What if we want to include a dynamic value inside the translation? Easy, you need to add a placeholder which will be part of the string and change it after the gettext function does its magic, you can use printf to do so, like this: printf( / translators: %s: First name of the user / esc_html__( 'Hello %s, how are you?', 'plugin-slug' ), esc_html( $user_firstname ) );

You can read https://developer.wordpress.org/plugins/internationalization/how-to-internationalize-your-plugin/#text-domains for more information.

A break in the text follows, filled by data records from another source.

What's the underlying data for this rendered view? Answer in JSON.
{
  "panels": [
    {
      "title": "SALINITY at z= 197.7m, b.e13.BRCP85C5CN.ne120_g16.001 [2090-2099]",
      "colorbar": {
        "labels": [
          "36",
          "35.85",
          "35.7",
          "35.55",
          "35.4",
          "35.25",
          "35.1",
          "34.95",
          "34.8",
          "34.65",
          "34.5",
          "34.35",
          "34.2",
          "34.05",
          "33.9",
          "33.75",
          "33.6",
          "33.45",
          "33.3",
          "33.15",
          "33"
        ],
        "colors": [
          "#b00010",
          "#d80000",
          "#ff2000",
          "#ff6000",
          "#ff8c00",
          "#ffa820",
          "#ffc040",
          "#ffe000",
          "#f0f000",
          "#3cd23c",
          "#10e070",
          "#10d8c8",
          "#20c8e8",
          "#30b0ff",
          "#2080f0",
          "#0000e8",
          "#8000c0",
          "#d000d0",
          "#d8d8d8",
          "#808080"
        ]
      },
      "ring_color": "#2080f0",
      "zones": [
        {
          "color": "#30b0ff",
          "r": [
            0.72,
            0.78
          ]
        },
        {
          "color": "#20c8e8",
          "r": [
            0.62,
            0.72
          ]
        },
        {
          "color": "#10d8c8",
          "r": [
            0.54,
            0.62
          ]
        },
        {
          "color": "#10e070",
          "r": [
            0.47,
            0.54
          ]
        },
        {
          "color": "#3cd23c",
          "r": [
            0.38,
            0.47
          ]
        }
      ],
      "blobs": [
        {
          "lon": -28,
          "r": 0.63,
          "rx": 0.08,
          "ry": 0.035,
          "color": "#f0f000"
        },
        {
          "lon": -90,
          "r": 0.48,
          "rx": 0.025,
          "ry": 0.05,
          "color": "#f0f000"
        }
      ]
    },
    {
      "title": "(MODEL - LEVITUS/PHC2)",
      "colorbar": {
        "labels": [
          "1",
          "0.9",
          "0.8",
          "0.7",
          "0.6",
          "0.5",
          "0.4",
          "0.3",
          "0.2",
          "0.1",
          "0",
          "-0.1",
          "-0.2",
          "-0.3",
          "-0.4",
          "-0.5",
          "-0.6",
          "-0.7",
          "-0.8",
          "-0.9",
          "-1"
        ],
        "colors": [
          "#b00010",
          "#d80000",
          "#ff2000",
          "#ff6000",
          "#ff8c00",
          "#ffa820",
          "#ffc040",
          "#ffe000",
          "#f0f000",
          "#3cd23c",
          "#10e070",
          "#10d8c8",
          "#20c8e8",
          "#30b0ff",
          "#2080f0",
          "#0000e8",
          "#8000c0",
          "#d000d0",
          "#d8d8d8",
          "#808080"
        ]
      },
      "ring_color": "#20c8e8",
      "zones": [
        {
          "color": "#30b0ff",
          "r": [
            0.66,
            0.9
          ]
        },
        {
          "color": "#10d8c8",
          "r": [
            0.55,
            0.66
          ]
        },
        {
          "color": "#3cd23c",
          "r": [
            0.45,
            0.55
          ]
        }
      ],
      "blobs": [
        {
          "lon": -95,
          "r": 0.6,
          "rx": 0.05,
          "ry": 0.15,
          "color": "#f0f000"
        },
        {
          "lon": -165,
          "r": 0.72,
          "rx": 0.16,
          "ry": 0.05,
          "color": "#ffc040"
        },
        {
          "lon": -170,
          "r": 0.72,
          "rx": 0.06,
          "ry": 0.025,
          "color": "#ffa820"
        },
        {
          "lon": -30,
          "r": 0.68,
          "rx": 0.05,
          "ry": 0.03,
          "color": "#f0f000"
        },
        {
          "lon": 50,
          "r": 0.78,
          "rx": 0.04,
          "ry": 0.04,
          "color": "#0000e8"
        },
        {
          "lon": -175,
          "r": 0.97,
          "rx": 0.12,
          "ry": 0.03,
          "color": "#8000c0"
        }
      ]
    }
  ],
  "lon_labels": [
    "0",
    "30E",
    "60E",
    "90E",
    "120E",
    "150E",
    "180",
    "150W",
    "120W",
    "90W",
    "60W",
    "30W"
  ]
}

Example(s) from your plugin:

wp-user-profile-avatar/templates/wp-display-user-avatar-list.php:57 esc_html__('No avatars available');

Generic function/class/define/namespace/option names

All plugins must have unique function names, namespaces, defines, class and option names. This prevents your plugin from conflicting with other plugins or themes. We need you to update your plugin to use more unique and distinct names.

A good way to do this is with a prefix. For example, if your plugin is called "Easy Custom Post Types" then you could use names like these: function ecpt_save_post() class ECPT_Admin{} namespace ECPT; update_option( 'ecpt_settings', $settings ); define( 'ECPT_LICENSE', true ); global $ecpt_options;

Don't try to use two (2) or three (3) letter prefixes anymore. We host nearly 100-thousand plugins on WordPress.org alone. There are tens of thousands more outside our servers. Believe us, you’re going to run into conflicts.

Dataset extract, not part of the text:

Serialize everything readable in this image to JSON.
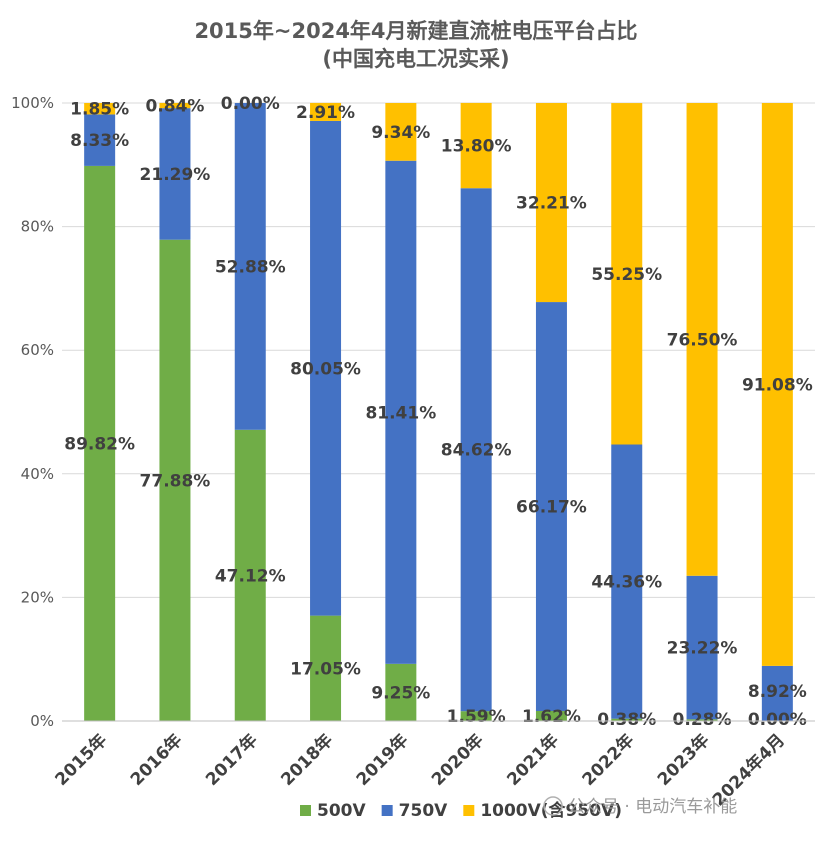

You also need to avoid the use of _ (double underscores), wp , or _ (single underscore) as a prefix. Those are reserved for WordPress itself. You can use them inside your classes, but not as stand-alone function.

Please remember, if you're using _n() or __() for translation, that's fine. We're only talking about functions you've created for your plugin, not the core functions from WordPress. In fact, those core features are why you need to not use those prefixes in your own plugin! You don't want to break WordPress for your users.

Related to this, using if (!function_exists('NAME')) { around all your functions and classes sounds like a great idea until you realize the fatal flaw. If something else has a function with the same name and their code loads first, your plugin will break. Using if-exists should be reserved for shared libraries only.

Remember: Good prefix names are unique and distinct to your plugin. This will help you and the next person in debugging, as well as prevent conflicts.

Analysis result:

Looks like there are elements not using common prefixes.

wp-user-profile-avatar/wp-user-profile-avatar-functions.php:469 function delete_comments_everywhere wp-user-profile-avatar/wp-user-profile-avatar-functions.php:487 function delete_comments_by_post_types

RHSRSK commented 1 week ago

This is already done in https://github.com/wpeventmanager/wp-user-profile-avatar/issues/133

mistry-jignesh commented 5 days ago

This issue is covered in the #133 .So I am closed the issue.